The FSC also sought to improve transparency in the tenure review process regarding outside reviews of scholarly work. Tenure candidates are allowed to recommend particular reviews of scholarly work for consideration by their respective departments, as well as request that some reviews be excluded from the review process.
Under the previous procedures, the CAP did not have access to the candidates’ list of recommended and excluded reviewers. Accordingly, the CAP could not verify that candidates’ departments had taken the candidates’ lists into consideration in looking at outside reviews.
“With this new system, the CAP will also receive that list, so they can at least check that the department or program has taken the list into consideration appropriately when they choose the reviewers,” Adams said.
The final proposal for changing the review process concerned the role of senior faculty who are on leave when tenure decisions are made.
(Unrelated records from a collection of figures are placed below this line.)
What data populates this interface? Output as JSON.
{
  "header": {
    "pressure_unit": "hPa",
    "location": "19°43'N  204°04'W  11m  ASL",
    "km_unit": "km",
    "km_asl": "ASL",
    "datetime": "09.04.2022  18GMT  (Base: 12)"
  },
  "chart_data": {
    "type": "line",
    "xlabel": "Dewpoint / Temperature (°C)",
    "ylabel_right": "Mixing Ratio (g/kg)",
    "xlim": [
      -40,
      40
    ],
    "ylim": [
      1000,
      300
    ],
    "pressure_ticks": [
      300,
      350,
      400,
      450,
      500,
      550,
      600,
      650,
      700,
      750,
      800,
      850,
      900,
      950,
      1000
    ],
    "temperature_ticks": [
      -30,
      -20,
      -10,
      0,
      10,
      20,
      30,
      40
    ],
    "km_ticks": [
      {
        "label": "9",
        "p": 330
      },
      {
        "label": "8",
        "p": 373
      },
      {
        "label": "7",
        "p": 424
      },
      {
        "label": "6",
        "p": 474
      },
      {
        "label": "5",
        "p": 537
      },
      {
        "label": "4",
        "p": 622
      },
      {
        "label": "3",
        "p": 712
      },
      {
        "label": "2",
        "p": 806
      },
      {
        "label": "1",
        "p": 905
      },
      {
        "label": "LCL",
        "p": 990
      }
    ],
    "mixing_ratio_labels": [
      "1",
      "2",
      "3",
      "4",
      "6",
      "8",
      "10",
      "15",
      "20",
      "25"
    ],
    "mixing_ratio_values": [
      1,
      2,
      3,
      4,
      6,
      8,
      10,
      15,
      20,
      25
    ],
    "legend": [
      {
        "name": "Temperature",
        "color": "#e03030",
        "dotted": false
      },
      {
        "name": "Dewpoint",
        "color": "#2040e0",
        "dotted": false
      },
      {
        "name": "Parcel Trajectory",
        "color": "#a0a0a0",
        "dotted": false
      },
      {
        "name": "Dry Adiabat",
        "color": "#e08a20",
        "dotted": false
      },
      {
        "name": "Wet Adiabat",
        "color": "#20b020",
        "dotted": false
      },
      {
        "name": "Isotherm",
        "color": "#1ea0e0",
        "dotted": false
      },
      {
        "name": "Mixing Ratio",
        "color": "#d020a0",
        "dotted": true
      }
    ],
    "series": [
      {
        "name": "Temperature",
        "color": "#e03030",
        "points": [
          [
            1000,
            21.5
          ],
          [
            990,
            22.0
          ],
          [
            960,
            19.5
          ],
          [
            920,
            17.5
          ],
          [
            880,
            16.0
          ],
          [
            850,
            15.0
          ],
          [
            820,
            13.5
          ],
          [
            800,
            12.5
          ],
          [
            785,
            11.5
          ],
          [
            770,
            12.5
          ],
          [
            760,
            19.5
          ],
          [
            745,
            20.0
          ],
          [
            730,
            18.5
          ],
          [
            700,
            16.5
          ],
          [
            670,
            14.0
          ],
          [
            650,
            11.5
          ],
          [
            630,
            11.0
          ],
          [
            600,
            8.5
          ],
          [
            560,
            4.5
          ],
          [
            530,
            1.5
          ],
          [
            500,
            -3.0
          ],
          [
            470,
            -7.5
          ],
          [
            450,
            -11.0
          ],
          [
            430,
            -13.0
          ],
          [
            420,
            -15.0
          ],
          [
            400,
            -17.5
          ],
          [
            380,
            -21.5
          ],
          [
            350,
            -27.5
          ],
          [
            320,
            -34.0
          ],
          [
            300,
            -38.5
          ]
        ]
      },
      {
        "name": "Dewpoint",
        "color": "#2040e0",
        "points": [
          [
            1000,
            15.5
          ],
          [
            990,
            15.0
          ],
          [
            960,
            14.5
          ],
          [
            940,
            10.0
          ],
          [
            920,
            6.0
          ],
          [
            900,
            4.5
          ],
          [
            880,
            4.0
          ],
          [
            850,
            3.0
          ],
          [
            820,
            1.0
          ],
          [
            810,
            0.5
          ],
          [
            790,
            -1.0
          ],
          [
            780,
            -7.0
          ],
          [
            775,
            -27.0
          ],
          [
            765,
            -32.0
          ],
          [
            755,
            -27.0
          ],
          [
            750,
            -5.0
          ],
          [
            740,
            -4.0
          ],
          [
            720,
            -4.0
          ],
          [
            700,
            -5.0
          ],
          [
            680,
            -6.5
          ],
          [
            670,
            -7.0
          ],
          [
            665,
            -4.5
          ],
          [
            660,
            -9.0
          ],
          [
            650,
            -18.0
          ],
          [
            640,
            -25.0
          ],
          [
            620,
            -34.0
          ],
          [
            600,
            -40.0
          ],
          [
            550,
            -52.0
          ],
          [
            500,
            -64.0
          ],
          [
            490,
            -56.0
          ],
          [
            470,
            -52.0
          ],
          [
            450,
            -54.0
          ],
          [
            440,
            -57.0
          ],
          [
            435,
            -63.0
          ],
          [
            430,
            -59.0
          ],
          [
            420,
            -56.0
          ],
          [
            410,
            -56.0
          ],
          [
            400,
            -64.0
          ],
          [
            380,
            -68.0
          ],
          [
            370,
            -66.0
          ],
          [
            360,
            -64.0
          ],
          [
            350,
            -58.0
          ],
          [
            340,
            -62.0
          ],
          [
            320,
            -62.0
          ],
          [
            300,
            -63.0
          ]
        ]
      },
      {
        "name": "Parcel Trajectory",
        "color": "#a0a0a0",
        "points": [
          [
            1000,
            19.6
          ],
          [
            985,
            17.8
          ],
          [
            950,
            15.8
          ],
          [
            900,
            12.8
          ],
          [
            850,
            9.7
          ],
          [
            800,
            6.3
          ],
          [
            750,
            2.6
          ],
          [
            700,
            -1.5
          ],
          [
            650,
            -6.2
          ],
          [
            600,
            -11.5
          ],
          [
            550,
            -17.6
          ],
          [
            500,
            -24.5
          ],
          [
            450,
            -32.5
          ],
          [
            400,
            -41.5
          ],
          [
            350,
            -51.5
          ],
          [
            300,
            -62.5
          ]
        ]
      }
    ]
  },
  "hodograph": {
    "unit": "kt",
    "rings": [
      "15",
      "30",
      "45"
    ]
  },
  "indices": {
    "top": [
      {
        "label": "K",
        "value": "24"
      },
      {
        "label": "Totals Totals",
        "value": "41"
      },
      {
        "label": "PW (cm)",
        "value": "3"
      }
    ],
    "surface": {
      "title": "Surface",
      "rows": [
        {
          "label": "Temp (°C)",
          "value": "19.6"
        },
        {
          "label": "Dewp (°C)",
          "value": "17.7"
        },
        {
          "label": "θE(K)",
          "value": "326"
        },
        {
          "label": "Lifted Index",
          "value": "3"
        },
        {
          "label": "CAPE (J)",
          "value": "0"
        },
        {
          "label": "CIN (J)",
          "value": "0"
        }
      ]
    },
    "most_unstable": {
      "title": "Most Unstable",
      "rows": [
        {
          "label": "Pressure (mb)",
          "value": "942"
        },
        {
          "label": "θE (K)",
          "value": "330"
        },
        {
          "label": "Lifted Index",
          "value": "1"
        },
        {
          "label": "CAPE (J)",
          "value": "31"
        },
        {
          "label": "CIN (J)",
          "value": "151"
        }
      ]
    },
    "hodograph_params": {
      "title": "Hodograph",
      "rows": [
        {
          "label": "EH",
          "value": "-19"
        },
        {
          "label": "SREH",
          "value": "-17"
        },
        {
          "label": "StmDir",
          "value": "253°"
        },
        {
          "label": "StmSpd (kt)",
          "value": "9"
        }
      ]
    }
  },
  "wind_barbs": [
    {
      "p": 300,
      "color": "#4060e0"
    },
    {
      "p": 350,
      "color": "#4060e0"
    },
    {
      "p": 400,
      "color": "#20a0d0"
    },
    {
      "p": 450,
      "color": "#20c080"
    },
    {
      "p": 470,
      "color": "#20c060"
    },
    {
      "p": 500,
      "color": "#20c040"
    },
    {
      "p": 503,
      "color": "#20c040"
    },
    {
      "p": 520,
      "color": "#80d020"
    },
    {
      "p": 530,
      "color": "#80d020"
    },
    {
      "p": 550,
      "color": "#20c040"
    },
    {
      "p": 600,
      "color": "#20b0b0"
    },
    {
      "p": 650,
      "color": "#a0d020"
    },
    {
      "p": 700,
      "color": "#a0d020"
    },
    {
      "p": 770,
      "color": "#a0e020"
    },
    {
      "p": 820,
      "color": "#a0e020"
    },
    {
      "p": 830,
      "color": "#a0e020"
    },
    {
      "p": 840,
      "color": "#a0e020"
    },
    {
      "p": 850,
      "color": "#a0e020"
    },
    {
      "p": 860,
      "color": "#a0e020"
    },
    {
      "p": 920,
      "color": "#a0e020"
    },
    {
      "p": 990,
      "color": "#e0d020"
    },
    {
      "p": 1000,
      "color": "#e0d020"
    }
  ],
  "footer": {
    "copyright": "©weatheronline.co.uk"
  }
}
Currently, senior faculty on leave submit letters evaluating the tenure candidate, as they cannot be present at the department’s deliberations.
However, the FSC concluded that the accurate evaluation of candidates was greatly enhanced by having these senior faculty members present at meetings to discuss the candidate and conduct a back-and-forth discussion.
Further, the FSC was concerned that the letters from senior faculty often carried more weight in deliberations than did the discussions among present senior faculty.
“The essential part of the decision-making process is at the mercy of which senior faculty members happen to be on leave in the critical year [under the current system],” Adams said. “This seems unfair to the junior faculty member, so we are trying to enhance the ways in which senior faculty will participate.”
Accordingly, FSC put forth a resolution to require that senior faculty members on leave would be required to participate in tenure candidate deliberations via videoconference or teleconference rather than sending in a letter relating their position.
“With these proposed changes, we would eliminate the option of appending letters and thereby increase the transparency of the process,” Adams said. The resolution is still under consideration.